A basic implementation challenge is that existing conference management software is designed to operate on ratings.  Modifying this software to operate on rankings could require substantial reworking.

The ranking-driven PC meeting begins with a straw-man global ranking.  If this ranking is poorly established, it may result in a very inefficient meeting.  In the general case, it is impossible to convert a set of individual rankings into a global ranking [1].  However, we have no need for an optimal – or even consistent – global ranking.  The initial ranking need only be good enough to avoid wasting time comparing papers of wildly different quality.

It is possible that there may be insufficient information for the PC to determine the relative ranking of certain pairs of papers.  We suspect that, in practice, this will not be a common occurrence, because the transitivity of partial ordering will inform the relative ranks of most papers unless their levels of judged quality are very similar.  If there are two papers that seem to settle near each other as the ranking is adjusted, and if no single reviewer is familiar with both papers, and if the papers lie near a likely cutoff point for acceptance, then this is a strong indication that a reviewer of each paper should be appointed to read the other paper and make a solid comparison.

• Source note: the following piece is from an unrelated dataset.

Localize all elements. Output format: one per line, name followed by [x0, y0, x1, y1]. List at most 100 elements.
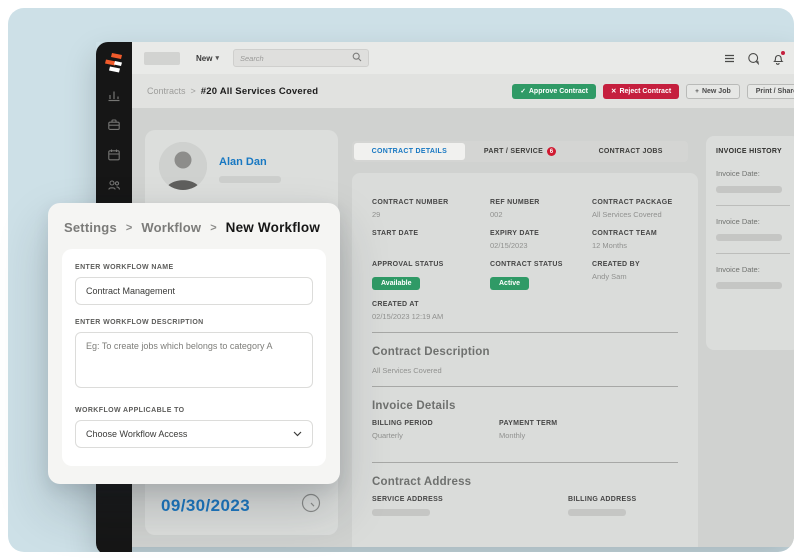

Perhaps the biggest challenge with the ranking-driven PC meeting is that it complicates anonymous reviewing for papers submitted by PC members.  In rating-driven meetings, a single paper is discussed at a time, so any members with conflicts-of-interest can step out of the room.  In a ranking-driven meeting, multiple papers will be in discussion concurrently, since their relative merits are under consideration.  Although a discussion of the merits and demerits of anonymous reviewing is beyond the scope of this paper, a simple way of addressing conflicts of interest is not to have PC members leave the room during discussion.  We are aware of at least one top-tier conference’s PC meeting that merely required conflicted members to refrain from discussion, rather than leaving the room.

A final challenge is finding a program chair willing to try one or both parts of our proposal.  The best venue might be a small workshop with few submissions.  Such a venue might be more willing to allow conflicted reviewers to silently observe paper discussions.  Also, with a small number of submissions, there is less of a danger that reviewer coverage will be insufficient for making paper comparisons.

Acknowledgements

The author extends thanks to the WOWCS 2008 PC members who provided detailed reviews and many helpful comments on the submitted version of this paper, to the other WOWCS 2008 authors for the inspiring ideas in their submitted papers, to the various program chairs who have been daring enough to invite the author onto their program committees, and to the steering committees who have been even more daring in asking the author to serve as chair.

References

[1]   K. J. Arrow. “A difficulty in the concept of social welfare,” Journal of Political Economy 58(4), August 1950, pp. 328–346.

[2]   J. Brehm. “Post-decision changes in desirability of alternatives,” Journal of Abnormal and Social Psychology 52, 1956, pp. 384–389.

[3]   J. Duggan and T. Schwartz. “Strategic manipulability without resoluteness or shared beliefs: Gibbard-Satterthwaite generalized,” Social Choice and Welfare 17, 2000, pp. 85–93.

[4]   A. Finder, “Schools avoid class ranking, vexing colleges,” New York Times, March 8, 2006.

[5]   C. Spetzler  and C.-A. Stäel von Hostein, “Probability encoding in decision analysis,” Management Science, 22, 340–358, 1975.

[6]   H. Wang, D. H. Dash, and M. J. Druzdzel. “A method for evaluating elicitation schemes for probabilistic models,” IEEE Trans. on Systems, Man, and Cybernetics – Part B: Cybernetics, 32(1):38–43, February, 2002.



1 This may not be strictly true, insofar as PCs may wish for balance among multiple subject areas and may thus tolerate lower-quality papers on subjects with lesser representation.  In such cases, the recommendations of this paper could be applied within each subject area.

2 Almost, but not quite, a Catch 22.